Der Sommer ist stressig. Im Minutentakt schleppen die Elternvögel Nahrung heran. Da zählt jede Sekunde, und für effiziente Leistung braucht man gutes Werkzeug. Da muss man selbst die kleinsten Optimierungsmöglichkeiten nützen, und so haben die Blaumeisen ein ergonomisch perfekt angepasstes Schlupfloch geschaffen. Die Höhe ist gleichgeblieben, das sperrt größere Vögel wie die Kohlmeisen weiterhin aus, aber seitlich wurde die Öffnung dem Blaumeisenkörper angepasst. Und noch etwas fällt auf, wenn man genau hinsieht: Die von uns aus rechte Ecke öffnet mehr zur Seite als die linke. Das Loch ist asymmetrisch, aber auch dafür gibt es eine Erklärung, wie das letzte Bild zeigt.

Blaumeise

Niemand fliegt gern gegen eine Hausmauer, also wirft sich die Meise von ihr aus gesehen nach links in die Luft, und ich denke, deshalb hängt die Öffnung leicht zu Seite. Sie gibt die ideale Richtung für den Katapultstart vor.
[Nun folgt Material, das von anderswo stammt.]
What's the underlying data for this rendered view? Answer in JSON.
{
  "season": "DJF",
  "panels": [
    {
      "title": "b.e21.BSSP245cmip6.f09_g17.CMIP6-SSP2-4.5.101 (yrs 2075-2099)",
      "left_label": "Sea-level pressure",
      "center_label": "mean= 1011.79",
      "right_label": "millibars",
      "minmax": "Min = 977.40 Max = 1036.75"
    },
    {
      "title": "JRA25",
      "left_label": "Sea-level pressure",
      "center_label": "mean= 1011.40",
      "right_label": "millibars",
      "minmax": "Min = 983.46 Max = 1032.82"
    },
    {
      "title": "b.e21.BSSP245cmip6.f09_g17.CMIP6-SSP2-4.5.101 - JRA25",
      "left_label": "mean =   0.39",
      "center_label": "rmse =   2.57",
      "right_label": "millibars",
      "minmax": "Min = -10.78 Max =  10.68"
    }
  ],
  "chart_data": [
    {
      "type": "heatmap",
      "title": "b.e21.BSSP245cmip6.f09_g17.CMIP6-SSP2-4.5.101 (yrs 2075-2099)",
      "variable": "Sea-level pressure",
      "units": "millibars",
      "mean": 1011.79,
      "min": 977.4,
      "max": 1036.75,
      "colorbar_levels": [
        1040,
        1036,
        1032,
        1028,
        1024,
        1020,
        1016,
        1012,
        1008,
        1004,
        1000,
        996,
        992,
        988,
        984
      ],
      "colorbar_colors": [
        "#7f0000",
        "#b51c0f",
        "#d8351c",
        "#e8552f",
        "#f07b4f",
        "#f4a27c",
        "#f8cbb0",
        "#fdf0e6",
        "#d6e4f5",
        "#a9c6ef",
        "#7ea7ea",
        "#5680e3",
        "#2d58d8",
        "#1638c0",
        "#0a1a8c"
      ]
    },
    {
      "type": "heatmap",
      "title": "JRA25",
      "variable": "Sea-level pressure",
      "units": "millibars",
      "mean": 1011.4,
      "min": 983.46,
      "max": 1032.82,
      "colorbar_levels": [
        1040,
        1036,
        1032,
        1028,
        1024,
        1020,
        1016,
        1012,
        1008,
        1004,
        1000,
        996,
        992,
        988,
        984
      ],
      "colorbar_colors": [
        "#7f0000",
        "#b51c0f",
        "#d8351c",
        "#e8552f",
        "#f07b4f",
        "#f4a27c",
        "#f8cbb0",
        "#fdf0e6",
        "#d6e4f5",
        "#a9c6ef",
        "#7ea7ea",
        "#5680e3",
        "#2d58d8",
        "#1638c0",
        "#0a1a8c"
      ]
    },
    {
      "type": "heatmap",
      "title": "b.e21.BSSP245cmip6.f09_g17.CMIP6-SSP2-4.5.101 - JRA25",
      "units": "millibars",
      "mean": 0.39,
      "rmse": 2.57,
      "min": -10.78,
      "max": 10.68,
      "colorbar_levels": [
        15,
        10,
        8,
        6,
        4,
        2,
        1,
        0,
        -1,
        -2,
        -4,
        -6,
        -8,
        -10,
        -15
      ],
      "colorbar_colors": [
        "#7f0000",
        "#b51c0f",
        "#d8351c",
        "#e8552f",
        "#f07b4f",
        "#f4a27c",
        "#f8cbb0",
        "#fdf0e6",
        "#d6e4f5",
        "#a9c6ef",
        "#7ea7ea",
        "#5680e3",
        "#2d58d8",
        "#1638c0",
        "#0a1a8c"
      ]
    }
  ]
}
Selbstverständlich sind das alles nur Hypothesen, aber es ist doch erstaunlich: Überall in der Fachliteratur und im Netz findet man die gleichen Tabellen, wie Einfluglöcher von Nistkästen gestaltet sein müssen, um bestimmte Vogelarten anzulocken – rund, oval, vertikal oder horizontal – aber hat irgendwer dazu die Vögel befragt? Unser Pärchen scheint jedenfalls seine eigene Vorstellung zu haben, wie sein Unterschlupf gestaltet werden soll. Das ist umso erstaunlicher, als es Jahre gedauert hat, dem Brett seine heutige Form zu geben, und es ist nicht auszuschließen, dass davon bereits die zweite Generation profitiert. Unter Umständen war es nicht einmal Teamwork, vielleicht war es ein kreativer Vogel, männlich oder weiblich, der dem Werk im Frühjahr 2019 seine jetzige Form gegeben hat.
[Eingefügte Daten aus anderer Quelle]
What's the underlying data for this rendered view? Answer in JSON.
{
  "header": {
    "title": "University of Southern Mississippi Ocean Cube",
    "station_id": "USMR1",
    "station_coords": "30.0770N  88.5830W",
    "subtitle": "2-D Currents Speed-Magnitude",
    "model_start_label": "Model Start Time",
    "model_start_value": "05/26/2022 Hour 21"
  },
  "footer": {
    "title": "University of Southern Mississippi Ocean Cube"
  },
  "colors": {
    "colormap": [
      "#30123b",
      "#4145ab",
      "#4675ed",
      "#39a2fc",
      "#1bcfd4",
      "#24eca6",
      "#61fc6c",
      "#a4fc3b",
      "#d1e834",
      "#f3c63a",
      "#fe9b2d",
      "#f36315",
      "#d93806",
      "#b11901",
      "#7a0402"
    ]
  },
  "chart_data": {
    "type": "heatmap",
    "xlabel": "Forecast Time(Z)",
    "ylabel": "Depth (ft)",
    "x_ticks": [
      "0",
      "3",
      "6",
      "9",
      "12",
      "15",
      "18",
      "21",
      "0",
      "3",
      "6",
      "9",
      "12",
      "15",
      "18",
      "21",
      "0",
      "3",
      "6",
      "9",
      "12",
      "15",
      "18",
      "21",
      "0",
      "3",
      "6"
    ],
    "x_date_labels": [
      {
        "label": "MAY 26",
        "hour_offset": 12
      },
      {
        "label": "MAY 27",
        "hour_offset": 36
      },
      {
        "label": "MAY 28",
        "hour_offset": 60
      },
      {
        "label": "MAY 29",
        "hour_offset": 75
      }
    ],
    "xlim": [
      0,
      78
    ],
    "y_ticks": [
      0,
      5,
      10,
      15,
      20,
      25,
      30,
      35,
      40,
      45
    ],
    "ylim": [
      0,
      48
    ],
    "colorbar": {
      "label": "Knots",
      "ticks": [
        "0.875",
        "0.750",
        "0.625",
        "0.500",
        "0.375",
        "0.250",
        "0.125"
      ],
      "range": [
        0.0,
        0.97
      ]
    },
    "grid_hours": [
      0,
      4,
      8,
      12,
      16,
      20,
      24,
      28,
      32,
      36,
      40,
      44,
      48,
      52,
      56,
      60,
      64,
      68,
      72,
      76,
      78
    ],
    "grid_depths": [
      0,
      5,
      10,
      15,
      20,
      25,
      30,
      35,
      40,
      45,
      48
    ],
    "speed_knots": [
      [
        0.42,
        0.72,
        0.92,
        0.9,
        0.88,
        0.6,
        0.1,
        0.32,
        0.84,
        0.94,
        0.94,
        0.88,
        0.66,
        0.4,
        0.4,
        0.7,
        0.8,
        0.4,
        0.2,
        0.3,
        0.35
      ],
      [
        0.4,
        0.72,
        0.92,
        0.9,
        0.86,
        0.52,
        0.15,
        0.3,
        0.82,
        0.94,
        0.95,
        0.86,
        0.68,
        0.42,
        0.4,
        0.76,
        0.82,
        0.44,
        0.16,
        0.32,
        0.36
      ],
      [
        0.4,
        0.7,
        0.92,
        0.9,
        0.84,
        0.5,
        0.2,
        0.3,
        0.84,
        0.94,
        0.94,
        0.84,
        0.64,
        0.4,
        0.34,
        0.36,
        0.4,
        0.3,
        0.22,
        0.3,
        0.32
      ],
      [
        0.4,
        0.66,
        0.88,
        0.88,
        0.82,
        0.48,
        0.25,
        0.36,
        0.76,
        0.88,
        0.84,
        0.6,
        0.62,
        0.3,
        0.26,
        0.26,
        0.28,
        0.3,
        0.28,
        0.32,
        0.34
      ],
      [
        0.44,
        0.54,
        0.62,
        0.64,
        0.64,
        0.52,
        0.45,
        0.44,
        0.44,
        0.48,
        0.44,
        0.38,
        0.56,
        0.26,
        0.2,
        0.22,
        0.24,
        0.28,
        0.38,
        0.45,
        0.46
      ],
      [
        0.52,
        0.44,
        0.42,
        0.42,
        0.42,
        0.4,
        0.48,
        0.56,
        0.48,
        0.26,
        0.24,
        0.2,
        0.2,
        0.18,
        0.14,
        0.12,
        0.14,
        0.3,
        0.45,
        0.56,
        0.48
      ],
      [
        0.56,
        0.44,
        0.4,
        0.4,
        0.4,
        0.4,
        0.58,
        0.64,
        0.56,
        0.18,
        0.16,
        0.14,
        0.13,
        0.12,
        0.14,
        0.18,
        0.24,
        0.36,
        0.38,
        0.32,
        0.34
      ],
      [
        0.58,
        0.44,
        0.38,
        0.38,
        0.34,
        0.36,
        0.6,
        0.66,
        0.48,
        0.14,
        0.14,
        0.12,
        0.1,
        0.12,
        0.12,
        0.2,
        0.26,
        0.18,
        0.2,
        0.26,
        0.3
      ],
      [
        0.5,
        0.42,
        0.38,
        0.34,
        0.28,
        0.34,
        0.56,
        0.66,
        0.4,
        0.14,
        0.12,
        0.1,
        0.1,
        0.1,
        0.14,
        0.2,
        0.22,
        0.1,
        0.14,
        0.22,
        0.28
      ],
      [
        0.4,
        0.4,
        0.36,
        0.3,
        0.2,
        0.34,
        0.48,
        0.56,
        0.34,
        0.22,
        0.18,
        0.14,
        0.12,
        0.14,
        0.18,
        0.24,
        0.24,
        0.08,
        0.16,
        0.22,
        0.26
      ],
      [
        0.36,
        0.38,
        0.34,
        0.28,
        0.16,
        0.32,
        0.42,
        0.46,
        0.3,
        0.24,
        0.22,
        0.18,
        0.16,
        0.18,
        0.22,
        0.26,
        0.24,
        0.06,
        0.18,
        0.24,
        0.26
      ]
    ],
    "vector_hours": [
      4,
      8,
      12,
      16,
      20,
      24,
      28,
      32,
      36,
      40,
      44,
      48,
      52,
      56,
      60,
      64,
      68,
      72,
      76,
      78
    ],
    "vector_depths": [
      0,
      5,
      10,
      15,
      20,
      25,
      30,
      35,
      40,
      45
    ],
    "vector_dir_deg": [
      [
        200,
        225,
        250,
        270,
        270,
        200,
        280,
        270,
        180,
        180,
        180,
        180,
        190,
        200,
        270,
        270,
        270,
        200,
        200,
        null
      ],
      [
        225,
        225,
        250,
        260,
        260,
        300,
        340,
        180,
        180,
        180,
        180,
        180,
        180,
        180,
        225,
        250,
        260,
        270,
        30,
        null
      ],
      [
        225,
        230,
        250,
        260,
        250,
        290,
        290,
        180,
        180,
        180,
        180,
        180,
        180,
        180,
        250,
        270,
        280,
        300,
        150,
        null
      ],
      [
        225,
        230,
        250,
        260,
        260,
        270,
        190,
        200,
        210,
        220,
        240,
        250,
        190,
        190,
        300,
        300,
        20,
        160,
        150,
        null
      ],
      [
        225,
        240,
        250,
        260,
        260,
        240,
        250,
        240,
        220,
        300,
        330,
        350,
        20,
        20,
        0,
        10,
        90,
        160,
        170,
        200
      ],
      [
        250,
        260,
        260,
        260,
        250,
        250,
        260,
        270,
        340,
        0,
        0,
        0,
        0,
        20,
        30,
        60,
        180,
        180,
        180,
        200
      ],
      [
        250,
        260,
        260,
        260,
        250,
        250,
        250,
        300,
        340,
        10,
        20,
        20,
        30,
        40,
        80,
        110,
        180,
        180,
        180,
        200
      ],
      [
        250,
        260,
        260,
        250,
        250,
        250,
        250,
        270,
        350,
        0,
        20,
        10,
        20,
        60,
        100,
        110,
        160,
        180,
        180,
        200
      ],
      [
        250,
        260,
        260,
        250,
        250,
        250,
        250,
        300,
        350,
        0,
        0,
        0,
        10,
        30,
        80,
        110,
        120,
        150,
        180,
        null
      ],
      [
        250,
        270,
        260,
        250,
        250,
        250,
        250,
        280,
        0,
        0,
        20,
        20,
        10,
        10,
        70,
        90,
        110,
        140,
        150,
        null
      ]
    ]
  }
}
Verändert haben jedenfalls alle Bewohner ein bisschen etwas. Ich höre sie jedes Jahr klopfen. Und angesichts dieser tollen Leistung, die auf ein gewisses Maß an Intelligenz schließen lässt, gebe ich die Hoffnung nicht auf, dass sich zukünftige Generationen irgendwann auf die Vogelschulter klopfen und sagen: Gut ist es! Fertig. Lassen wir es so! Und vielleicht, bei aller Freude über die Nachbarschaft, besteht dann auch die Chance, dass das Klopfen wieder aufhört und ich in der Früh etwas länger schlafen kann.

Beengter Wohnraum

Französische Feldwespe

Seit Jahren nisten die Französischen Feldwespen bei uns unter der Abdeckkappe des Flüssiggastanks. Die Kappe aus dickem Stahlblech hat einen Durchmesser von 35 Zentimetern, und die Feldwespen beginnen eigentlich immer an der gleichen Stelle mit dem Nestbau. Im April sind es nur ein paar Waben, die von der Decke hängen, und bis zum Sommer wächst sich der Bau dann zu einer knapp zehn Zentimeter großen Konstruktion aus, die die Form einer flachgedrückten Kugel hat.

Dieses Jahr musste der Tank frisch gestrichen werden, und ich habe mich schon gefragt, was ich jetzt mit den Wespen machen soll, aber die Tiere denken ja mit und ließen den gewohnten Nistplatz im Frühjahr aus. Französische Feldwespen sind recht wärmeliebend, und ich vermute, die kühle Witterung zu Beginn der Saison hat den Stellungswechsel bedingt.

Der neue Nistplatz liegt im Inneren eines Zaunstehers, was insofern erstaunlich ist, als dieser einen Außendurchmesser von kaum vier Zentimetern hat. Die genaue Form der Konstruktion kann man leider nicht erkennen, aber der Hohlraum zwingt zu einer vertikalen Anordnung, und mir kommt vor, dass die Kolonie nicht so groß ist wie in den Jahren zuvor.

Es ist interessant, wie anpassungsfähig diese Insekten sind. Nur daran, dass auch der Zaunsteher zu Mittag in der prallen Sonne liegt, hat sich nichts geändert, denn Französische Feldwespen haben es halt in erster Linie gern warm.